O INSS ainda não tem dados precisos sobre o número de aposentados e pensionistas prejudicados, nem sobre o montante total cobrado indevidamente. No entanto, entre janeiro de 2023 e maio de 2024, o instituto recebeu mais de 1,163 milhão de pedidos de cancelamento de cobranças, a maioria justificada pela falta de autorização dos beneficiários ou de seus representantes legais. Do total de 1.163.455 tarefas de exclusão de desconto, 73.848 se referem a descontos autorizados; 33.317 apresentavam informações insuficientes sobre a autorização; e 1.056.290 (aproximadamente 90,78%) indicavam a não autorização do desconto associativo. Muitos beneficiários alegaram desconhecer as entidades para as quais os valores estavam sendo transferidos.
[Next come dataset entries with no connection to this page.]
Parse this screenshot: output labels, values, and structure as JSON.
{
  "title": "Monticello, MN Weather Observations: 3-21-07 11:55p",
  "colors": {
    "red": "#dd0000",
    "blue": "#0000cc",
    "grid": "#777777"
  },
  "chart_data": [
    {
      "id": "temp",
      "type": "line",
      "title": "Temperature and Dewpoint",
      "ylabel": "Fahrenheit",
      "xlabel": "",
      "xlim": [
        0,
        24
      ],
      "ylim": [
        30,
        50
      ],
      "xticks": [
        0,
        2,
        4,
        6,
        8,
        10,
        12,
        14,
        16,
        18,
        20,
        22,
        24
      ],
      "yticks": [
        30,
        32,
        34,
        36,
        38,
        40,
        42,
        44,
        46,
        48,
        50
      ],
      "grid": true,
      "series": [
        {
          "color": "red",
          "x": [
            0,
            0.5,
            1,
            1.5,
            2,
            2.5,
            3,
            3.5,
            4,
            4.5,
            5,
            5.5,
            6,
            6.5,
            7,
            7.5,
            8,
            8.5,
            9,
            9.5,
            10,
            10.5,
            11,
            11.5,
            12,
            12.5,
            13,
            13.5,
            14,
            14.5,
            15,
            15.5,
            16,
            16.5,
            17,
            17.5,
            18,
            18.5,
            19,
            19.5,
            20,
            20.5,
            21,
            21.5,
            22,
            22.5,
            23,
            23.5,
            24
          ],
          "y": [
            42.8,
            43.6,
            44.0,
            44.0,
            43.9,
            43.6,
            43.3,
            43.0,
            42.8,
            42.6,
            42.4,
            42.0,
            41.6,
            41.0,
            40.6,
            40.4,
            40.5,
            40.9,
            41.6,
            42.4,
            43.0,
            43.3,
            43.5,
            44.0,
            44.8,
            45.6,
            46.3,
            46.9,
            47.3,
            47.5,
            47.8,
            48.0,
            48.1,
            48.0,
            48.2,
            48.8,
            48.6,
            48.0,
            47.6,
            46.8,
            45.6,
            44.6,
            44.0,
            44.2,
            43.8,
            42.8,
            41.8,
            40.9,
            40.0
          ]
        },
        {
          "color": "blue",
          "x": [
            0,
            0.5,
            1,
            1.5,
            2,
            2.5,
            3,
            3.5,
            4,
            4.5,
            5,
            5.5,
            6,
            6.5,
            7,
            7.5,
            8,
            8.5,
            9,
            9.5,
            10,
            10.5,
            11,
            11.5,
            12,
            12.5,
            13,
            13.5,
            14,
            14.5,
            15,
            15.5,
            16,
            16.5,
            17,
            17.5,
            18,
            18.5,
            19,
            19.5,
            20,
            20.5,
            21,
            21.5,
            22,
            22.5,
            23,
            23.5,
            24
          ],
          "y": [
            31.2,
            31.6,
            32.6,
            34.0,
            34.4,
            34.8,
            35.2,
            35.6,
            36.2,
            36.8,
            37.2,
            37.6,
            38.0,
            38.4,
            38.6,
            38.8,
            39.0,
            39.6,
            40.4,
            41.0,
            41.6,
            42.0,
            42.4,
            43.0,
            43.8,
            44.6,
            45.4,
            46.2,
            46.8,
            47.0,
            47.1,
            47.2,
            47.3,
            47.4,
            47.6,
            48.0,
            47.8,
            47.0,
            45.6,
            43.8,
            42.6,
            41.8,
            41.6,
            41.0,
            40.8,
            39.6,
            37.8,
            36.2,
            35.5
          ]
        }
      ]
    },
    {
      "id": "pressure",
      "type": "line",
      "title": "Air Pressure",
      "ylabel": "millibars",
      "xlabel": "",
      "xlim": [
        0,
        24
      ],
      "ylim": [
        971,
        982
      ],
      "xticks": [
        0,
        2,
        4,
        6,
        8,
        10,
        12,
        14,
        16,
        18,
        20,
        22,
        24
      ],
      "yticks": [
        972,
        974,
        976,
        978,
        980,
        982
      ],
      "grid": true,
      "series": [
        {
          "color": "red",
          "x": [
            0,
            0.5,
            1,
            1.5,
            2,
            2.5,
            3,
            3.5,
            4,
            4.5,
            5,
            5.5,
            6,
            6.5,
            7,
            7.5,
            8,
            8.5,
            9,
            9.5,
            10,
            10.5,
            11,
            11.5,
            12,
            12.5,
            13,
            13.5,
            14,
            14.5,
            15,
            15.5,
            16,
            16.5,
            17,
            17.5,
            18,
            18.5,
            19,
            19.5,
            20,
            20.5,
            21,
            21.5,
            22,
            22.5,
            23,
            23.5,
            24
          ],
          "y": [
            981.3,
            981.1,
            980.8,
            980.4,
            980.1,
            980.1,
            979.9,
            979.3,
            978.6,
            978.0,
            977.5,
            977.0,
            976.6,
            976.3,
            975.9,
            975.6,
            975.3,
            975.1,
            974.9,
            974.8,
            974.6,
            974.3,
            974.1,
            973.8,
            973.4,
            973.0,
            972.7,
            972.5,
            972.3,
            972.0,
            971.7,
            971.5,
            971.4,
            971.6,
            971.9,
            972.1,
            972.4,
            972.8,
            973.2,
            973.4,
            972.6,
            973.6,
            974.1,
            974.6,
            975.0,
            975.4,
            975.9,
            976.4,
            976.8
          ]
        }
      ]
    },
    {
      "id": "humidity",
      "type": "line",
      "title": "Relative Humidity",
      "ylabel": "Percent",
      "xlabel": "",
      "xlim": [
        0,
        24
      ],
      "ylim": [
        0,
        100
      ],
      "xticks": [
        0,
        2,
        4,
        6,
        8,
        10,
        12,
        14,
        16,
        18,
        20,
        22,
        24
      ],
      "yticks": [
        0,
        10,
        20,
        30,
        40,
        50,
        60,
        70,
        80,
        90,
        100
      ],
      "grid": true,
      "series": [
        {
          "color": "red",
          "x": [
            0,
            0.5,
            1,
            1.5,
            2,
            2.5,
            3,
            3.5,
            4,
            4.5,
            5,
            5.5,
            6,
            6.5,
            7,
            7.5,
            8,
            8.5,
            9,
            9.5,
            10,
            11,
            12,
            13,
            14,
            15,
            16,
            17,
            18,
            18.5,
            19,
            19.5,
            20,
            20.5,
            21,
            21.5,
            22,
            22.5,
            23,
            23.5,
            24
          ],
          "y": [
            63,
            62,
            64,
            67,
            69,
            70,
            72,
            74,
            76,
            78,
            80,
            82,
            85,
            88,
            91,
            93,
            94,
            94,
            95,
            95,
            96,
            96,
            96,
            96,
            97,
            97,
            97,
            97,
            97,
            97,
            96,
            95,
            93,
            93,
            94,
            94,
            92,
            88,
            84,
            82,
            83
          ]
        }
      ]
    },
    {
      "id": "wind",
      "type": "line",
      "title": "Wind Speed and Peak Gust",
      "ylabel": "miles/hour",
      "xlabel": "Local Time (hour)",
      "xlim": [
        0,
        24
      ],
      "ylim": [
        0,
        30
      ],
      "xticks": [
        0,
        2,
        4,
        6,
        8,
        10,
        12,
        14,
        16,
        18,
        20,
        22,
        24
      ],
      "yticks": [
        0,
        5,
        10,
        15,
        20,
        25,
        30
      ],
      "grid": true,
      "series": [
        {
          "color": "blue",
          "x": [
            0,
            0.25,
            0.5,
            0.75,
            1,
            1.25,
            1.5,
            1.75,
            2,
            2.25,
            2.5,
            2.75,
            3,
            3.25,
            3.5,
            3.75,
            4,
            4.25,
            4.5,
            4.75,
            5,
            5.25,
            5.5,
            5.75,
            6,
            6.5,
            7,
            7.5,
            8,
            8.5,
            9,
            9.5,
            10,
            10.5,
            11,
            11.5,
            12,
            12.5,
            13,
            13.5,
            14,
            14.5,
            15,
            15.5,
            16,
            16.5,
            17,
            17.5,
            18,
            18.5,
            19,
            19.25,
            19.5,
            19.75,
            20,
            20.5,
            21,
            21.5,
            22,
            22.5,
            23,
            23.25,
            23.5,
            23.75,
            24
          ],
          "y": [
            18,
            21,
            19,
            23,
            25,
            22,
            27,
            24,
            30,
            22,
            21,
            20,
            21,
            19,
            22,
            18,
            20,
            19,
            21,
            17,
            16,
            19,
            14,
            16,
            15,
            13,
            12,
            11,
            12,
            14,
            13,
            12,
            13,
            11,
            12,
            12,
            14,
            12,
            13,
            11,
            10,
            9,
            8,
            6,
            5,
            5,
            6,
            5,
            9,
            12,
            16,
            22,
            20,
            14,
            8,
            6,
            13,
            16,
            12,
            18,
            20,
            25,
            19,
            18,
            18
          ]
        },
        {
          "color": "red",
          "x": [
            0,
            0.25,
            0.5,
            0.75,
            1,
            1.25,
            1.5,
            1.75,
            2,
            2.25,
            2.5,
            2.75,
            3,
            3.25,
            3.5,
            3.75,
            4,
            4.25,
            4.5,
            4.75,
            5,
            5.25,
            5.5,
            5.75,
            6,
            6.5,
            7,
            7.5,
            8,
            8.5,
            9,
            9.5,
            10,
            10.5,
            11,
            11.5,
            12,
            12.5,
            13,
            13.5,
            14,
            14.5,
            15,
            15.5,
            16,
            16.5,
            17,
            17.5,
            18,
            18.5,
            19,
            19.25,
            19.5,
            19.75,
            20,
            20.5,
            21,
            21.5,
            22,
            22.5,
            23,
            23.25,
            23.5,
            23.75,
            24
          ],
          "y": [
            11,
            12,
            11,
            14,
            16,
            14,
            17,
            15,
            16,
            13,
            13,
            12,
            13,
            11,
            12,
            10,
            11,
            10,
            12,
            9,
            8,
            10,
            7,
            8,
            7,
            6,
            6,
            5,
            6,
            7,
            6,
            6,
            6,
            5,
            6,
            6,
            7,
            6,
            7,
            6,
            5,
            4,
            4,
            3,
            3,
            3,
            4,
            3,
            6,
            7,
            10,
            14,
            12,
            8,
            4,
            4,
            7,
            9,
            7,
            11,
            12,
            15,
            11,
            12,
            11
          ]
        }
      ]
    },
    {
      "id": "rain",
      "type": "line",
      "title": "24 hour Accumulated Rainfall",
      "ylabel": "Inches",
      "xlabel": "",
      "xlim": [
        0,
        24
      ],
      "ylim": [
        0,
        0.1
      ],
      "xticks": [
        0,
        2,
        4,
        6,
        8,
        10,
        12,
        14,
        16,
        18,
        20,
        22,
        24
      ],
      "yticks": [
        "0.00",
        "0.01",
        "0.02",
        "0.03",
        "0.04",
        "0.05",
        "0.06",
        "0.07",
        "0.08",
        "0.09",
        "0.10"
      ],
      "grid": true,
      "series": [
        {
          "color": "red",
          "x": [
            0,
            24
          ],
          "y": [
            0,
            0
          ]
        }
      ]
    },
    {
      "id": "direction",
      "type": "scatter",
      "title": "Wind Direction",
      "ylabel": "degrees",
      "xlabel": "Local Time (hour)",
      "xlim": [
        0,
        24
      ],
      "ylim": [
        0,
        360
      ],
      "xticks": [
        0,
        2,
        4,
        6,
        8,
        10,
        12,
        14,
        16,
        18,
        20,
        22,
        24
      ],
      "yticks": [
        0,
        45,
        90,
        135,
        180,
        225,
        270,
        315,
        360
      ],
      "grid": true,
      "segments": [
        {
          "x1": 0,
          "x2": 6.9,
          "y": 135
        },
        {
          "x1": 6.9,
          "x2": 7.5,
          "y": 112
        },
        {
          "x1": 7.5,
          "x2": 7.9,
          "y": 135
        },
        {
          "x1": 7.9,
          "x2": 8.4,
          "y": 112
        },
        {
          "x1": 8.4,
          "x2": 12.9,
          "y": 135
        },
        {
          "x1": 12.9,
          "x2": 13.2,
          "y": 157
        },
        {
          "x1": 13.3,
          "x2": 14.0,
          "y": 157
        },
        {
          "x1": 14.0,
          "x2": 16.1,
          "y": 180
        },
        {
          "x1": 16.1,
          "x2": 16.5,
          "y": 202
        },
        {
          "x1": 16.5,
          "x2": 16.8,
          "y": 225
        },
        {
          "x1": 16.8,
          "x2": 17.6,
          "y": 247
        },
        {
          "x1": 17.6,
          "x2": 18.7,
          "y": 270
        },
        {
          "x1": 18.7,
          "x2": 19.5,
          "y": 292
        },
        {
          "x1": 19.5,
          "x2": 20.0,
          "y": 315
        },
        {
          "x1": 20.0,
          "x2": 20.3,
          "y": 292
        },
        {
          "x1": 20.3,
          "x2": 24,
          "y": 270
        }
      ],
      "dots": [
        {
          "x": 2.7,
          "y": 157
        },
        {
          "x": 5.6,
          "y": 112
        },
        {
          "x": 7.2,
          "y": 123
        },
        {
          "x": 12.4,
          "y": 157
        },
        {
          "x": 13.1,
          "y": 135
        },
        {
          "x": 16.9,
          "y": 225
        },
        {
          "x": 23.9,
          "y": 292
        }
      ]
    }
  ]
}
Para verificar a validade das autorizações, a Auditoria-Geral selecionou aleatoriamente 603 requerimentos e constatou que, em 329 casos, as entidades não apresentaram a documentação comprobatória necessária. Nos 274 casos em que os documentos foram apresentados, a auditoria ressaltou que a aparente regularidade formal não garantia a real intenção do segurado em autorizar o desconto, considerando o grande número de pedidos de exclusão de mensalidades. O sistema de desconto de mensalidades associativas em favor de entidades autorizadas pelo INSS está em vigor desde 1991, com a Lei de Benefícios da Previdência Social. Os valores movimentados por meio dessa cooperação cresceram significativamente ao longo dos anos. Em 2016, foram descontados R$ 413 milhões; em 2017, R$ 460 milhões; em 2018, R$ 617 milhões; em 2019, R$ 604 milhões; em 2020, R$ 510 milhões (devido à pandemia); em 2021, R$ 536 milhões; em 2022, R$ 706 milhões; em 2023, R$ 1,2 bilhão; e, no ano passado, R$ 2,8 bilhões.
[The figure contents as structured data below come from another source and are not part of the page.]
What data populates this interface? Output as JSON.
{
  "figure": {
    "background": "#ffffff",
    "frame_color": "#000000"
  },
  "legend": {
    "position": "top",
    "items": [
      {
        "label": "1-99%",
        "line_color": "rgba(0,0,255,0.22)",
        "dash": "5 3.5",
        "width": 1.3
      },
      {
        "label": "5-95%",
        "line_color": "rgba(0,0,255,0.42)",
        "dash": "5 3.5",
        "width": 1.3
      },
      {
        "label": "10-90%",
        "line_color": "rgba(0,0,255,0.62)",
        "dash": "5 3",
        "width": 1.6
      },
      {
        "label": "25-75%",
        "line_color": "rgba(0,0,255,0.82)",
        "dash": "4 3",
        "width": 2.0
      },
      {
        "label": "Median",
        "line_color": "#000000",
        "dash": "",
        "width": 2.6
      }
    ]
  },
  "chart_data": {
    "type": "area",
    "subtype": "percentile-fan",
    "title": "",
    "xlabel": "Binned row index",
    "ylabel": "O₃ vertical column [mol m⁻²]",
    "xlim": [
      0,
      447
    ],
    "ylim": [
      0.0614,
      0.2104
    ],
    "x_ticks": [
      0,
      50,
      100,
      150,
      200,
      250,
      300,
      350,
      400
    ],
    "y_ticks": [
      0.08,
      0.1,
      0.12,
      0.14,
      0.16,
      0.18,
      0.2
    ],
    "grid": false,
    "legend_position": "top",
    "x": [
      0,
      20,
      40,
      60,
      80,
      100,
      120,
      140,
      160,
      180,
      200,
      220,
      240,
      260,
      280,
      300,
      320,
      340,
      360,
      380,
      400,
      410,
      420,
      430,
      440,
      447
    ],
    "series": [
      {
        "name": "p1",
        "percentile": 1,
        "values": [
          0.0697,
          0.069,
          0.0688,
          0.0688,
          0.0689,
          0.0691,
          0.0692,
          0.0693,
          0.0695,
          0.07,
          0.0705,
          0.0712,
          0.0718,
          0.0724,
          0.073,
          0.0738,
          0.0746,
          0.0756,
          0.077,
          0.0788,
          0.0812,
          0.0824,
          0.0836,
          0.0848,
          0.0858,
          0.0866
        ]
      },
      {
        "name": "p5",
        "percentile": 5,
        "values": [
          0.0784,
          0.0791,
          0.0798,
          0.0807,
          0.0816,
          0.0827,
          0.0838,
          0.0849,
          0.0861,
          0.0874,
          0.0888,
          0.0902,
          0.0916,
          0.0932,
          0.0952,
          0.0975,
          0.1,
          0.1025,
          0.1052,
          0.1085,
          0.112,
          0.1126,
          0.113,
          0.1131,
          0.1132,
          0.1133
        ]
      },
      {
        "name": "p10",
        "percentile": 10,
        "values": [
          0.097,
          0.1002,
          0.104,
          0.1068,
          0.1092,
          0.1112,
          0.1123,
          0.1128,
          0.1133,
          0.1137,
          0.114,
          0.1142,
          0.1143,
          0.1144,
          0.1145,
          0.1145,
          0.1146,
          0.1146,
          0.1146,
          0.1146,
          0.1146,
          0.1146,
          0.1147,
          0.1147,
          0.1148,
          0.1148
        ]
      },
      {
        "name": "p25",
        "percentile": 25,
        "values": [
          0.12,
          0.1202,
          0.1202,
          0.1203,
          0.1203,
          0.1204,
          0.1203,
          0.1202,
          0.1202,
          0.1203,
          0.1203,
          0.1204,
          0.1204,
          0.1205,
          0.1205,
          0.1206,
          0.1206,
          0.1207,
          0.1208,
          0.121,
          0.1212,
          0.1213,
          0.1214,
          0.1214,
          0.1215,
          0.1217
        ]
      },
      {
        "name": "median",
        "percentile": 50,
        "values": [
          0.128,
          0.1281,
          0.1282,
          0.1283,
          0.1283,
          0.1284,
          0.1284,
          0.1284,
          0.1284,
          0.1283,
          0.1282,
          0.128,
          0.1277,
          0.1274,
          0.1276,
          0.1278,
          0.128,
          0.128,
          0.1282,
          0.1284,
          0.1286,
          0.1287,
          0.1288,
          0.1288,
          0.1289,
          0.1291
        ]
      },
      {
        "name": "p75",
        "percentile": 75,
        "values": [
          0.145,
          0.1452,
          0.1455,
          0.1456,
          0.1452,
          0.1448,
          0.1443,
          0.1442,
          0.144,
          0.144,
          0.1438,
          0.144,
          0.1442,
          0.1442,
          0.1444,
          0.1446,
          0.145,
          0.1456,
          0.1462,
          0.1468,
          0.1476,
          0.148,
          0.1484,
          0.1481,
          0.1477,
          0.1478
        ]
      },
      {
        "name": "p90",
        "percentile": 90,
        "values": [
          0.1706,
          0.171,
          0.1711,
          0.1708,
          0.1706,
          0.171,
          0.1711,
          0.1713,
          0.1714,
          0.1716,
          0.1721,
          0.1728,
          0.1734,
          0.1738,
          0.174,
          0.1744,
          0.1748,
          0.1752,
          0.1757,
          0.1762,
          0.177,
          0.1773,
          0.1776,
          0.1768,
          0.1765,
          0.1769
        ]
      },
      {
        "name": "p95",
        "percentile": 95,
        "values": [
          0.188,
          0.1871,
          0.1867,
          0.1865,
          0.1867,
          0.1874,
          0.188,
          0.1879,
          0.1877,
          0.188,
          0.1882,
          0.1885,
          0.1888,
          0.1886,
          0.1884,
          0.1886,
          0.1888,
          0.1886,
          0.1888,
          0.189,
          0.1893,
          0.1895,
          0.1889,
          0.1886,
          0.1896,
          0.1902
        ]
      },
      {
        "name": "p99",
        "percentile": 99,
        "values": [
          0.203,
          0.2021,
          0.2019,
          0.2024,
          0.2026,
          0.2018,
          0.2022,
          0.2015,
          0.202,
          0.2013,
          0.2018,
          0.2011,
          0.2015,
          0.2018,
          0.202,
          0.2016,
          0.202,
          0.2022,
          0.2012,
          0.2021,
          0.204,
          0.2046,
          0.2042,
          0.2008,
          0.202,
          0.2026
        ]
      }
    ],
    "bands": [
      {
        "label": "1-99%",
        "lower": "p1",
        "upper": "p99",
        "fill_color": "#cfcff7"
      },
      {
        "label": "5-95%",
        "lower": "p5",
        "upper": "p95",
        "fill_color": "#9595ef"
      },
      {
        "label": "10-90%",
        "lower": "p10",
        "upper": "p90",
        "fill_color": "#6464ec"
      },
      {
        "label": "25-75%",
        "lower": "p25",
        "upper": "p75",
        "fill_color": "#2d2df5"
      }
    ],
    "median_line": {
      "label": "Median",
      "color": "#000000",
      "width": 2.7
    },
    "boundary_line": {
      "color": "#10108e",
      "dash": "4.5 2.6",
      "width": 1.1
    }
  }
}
Considerando os mais de 1,163 milhão de pedidos de cancelamento de cobrança recebidos entre janeiro de 2023 e maio de 2024, os auditores calcularam que o desconto médio foi de cerca de R$ 39,74, podendo ser maior em alguns casos, dependendo do percentual estabelecido em cada ACT. As irregularidades apontadas pelos beneficiários indicam que a conveniência e o interesse público na manutenção das parcerias não foram assegurados, considerando os custos e o impacto no atendimento ao cidadão pelo INSS. O relatório conclui que os descontos não autorizados impactaram a fila do INSS, aumentando o volume de trabalho dos servidores devido aos pedidos de cancelamento. O relatório, divulgado recentemente, faz nove recomendações, principalmente à Diretoria de Benefícios e Relacionamento com o Cidadão, incluindo a reavaliação do processo de implantação dos descontos associativos, a verificação das autorizações de cobrança e a análise da conveniência de suspender novos descontos até a revisão completa do processo, o que não foi feito.
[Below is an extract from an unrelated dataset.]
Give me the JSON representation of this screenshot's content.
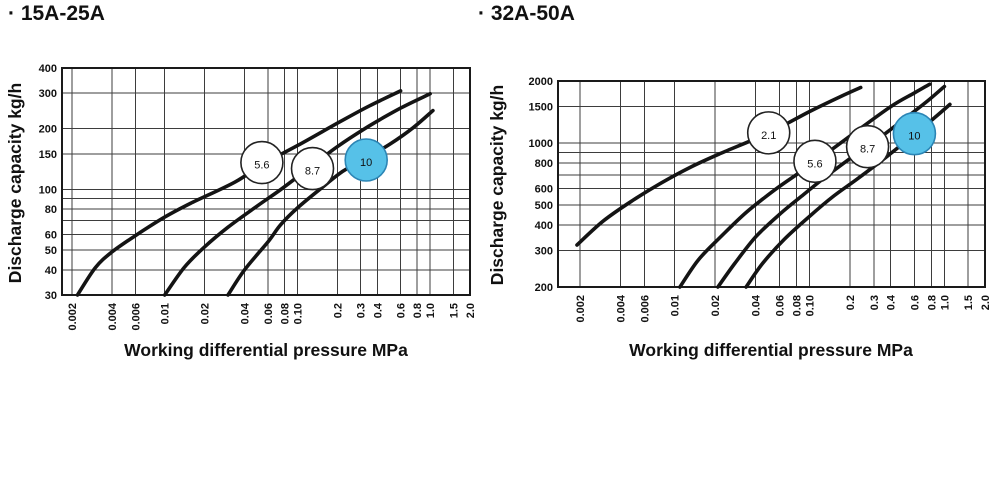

Durante uma reunião do Conselho Nacional da Previdência Social, o ministro da Previdência Social, Carlos Lupi, informou que a pasta e o INSS iniciaram a verificação das denúncias em junho de 2023. Segundo Lupi, em março de 2024, antes da conclusão da auditoria na Diretoria de Benefícios, o ministério e o INSS instituíram novas regras para o desconto de mensalidades associativas, chegando a suspender novas operações. Lupi declarou que não houve omissão por parte do governo e que medidas foram tomadas para tentar conter a fraude.